If you want to go with a NAS, I would recommend a Synology or QNAP device. Both of them have very good support and a good feature set. Add a few large drives in RAID1 (for uptime) and start using that as a backup destination. She wouldn't want to be working on remote files anyways, so she'll need a storage drive locally. ZFS is a good solution, but it requires more technical know-how than most people have today. Unless you're willing to manage it for her and help if something does go awry, stick with a more commercially supported solution.

As for offsite backups, which are just as important, you've got a few options. One of them would simply involve a 3TB USB3.0 external drive. Once a month, you bring it to her place, copy over all of her files, and then take it back home. You two can have a meal, watch a movie, whatever else while the backup is running.

Another option would be to use something like Crashplan to handle your backups for you. If you're willing, you can setup a system at your place and set that as a backup destination for her. Seed the initial archive (there are instructions all over the net) and then attach it to your system.
 

ronbo613

Golden Member
Jan 9, 2010
1,237
45
91
My photos; scans and digital, are some of my most valuable data, irreplaceable if lost, so I treat it as such with plenty of backups:

Onboard backup: 6 separate hard drives, 1 and 2TB within my workstation for immediate backup

Synology NAS: 2 X 2TB WD Red for regular backups, seperate volumes, no RAID

External Hard Drives(most in enclosures): At least four backup drives, 1,2 and 3TB.

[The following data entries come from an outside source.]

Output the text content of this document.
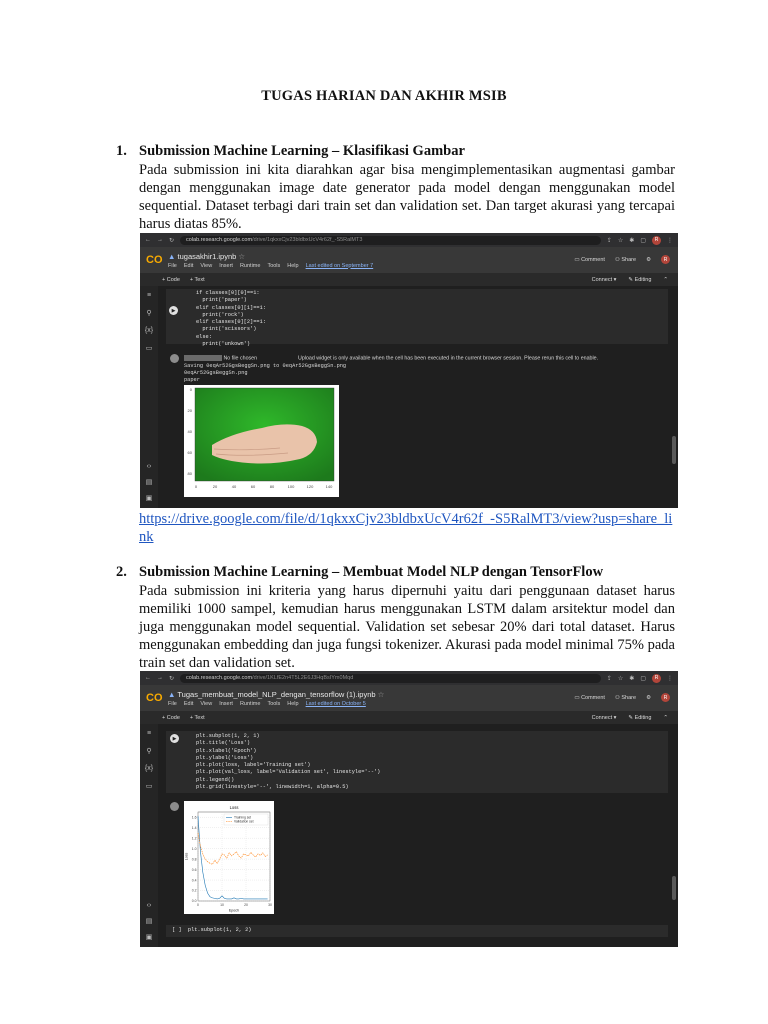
TUGAS HARIAN DAN AKHIR MSIB
1. Submission Machine Learning – Klasifikasi Gambar

Pada submission ini kita diarahkan agar bisa mengimplementasikan augmentasi gambar dengan menggunakan image date generator pada model dengan menggunakan model sequential. Dataset terbagi dari train set dan validation set. Dan target akurasi yang tercapai harus diatas 85%.

← → ↻ colab.research.google.com /drive/1qkxxCjv23bldbxUcV4r62f_-S5RalMT3	⇪ ☆ ✱ ▢	R	⋮
CO ▲ tugasakhir1.ipynb ☆
File Edit View Insert Runtime Tools Help Last edited on September 7
▭ Comment ⚇ Share ⚙	R
+ Code + Text	Connect ▾ ✎ Editing ⌃
≡
⚲
{x}
▭
‹›
▤
▣
if classes[0][0]==1:
print('paper')
elif classes[0][1]==1:
print('rock')
elif classes[0][2]==1:
print('scissors')
else:
print('unkown')
▶
No file chosen	Upload widget is only available when the cell has been executed in the current browser session. Please rerun this cell to enable.
Saving 0eqAr52GgsBeggSn.png to 0eqAr52GgsBeggSn.png
0eqAr52GgsBeggSn.png
paper
0
20
40
60
80
0	20	40	60	80	100	120	140
https://drive.google.com/file/d/1qkxxCjv23bldbxUcV4r62f_-S5RalMT3/view?usp=share_link
2. Submission Machine Learning – Membuat Model NLP dengan TensorFlow

Pada submission ini kriteria yang harus dipernuhi yaitu dari penggunaan dataset harus memiliki 1000 sampel, kemudian harus menggunakan LSTM dalam arsitektur model dan juga menggunakan model sequential. Validation set sebesar 20% dari total dataset. Harus menggunakan embedding dan juga fungsi tokenizer. Akurasi pada model minimal 75% pada train set dan validation set.

← → ↻ colab.research.google.com /drive/1KLfE2n4T5L2E6J3HqBsIYm0Mqd	⇪ ☆ ✱ ▢	R	⋮
CO ▲ Tugas_membuat_model_NLP_dengan_tensorflow (1).ipynb ☆
File Edit View Insert Runtime Tools Help Last edited on October 5
▭ Comment ⚇ Share ⚙	R
+ Code + Text	Connect ▾ ✎ Editing ⌃
≡
⚲
{x}
▭
‹›
▤
▣
plt.subplot(1, 2, 1)
plt.title('Loss')
plt.xlabel('Epoch')
plt.ylabel('Loss')
plt.plot(loss, label='Training set')
plt.plot(val_loss, label='Validation set', linestyle='--')
plt.legend()
plt.grid(linestyle='--', linewidth=1, alpha=0.5)
▶
0.0
0.2
0.4
0.6
0.8
1.0
1.2
1.4
1.6
0	10	20	30
Loss
Epoch
Loss
Training set
Validation set
[ ]  plt.subplot(1, 2, 2)
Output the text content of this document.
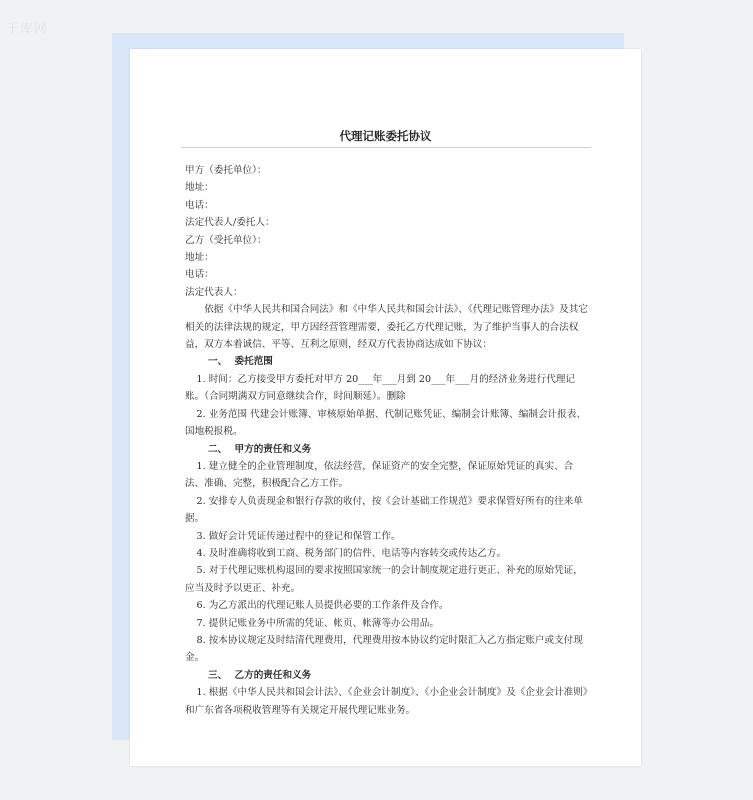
千库网
代理记账委托协议

甲方（委托单位）：

地址：

电话：

法定代表人/委托人：

乙方（受托单位）：

地址：

电话：

法定代表人：

依据《中华人民共和国合同法》和《中华人民共和国会计法》、《代理记账管理办法》及其它相关的法律法规的规定，甲方因经营管理需要，委托乙方代理记账，为了维护当事人的合法权益，双方本着诚信、平等、互利之原则，经双方代表协商达成如下协议：

一、 委托范围

1. 时间：乙方接受甲方委托对甲方 20___年___月到 20___年___月的经济业务进行代理记账。（合同期满双方同意继续合作，时间顺延）。删除

2. 业务范围 代建会计账簿、审核原始单据、代制记账凭证、编制会计账簿、编制会计报表、国地税报税。

二、 甲方的责任和义务

1. 建立健全的企业管理制度，依法经营，保证资产的安全完整，保证原始凭证的真实、合法、准确、完整，积极配合乙方工作。

2. 安排专人负责现金和银行存款的收付，按《会计基础工作规范》要求保管好所有的往来单据。

3. 做好会计凭证传递过程中的登记和保管工作。

4. 及时准确将收到工商、税务部门的信件、电话等内容转交或传达乙方。

5. 对于代理记账机构退回的要求按照国家统一的会计制度规定进行更正、补充的原始凭证，应当及时予以更正、补充。

6. 为乙方派出的代理记账人员提供必要的工作条件及合作。

7. 提供记账业务中所需的凭证、帐页、帐薄等办公用品。

8. 按本协议规定及时结清代理费用，代理费用按本协议约定时限汇入乙方指定账户或支付现金。

三、 乙方的责任和义务

1. 根据《中华人民共和国会计法》、《企业会计制度》、《小企业会计制度》及《企业会计准则》和广东省各项税收管理等有关规定开展代理记账业务。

I've found SyncBack, a free backup program, to be a big timesaver.

I usually rotate drives; take one out of the workstation and use it as a backup drive in an external enclosure. Since it won't be accessed very much or used on a regular basis, I feel this procedure extends the useful life of the hard drives.
I am in the process of setting up a Linux file server for more storage. Digital photos and HD video take up a lot of space.
 

bigi

Platinum Member
Aug 8, 2001
2,488
155
106
For photos, better safe than sorry.

RAID6 solution for uptime (server/nas). Three separate well planned backups. One of them offsite.

I'd avoid RAID5. It can not tollerate 2 drive failures. 2nd HDD often fails during 1st HDD rebuild.
 

Cerb

Elite Member
Aug 26, 2000
17,484
33
86
+1 to most everything said so far. Also, though, if you back up to something not (a) using ZFS or (b) explicitly doing good checksums of your data via special NAS software (SHA1 per file, at least), then put backups in archives (like TAR, RAR, or 7z). On most FSes, that will get you CRC-checking that the device can't. It may take many TB, or even PB, before an error occurs, but with a large data set, it will. You need to know when that happens, be stopped in your tracks, and forced to recover a good file from another backup. You could go as far as integrating parity files in there, too, but with several distinct copies, that might be a bit much.
 

gus6464

Golden Member
Nov 10, 2005
1,848
32
91
Thanks everyone for all the valuable info. Her current setup involves having her runtime on one external HDD which is full and now she is running a second one to continue. Her PC is kinda old as well so I will see if she wants to do a new machine with RAID runtime and then an external NAS for RAID backup with a third offsite solution.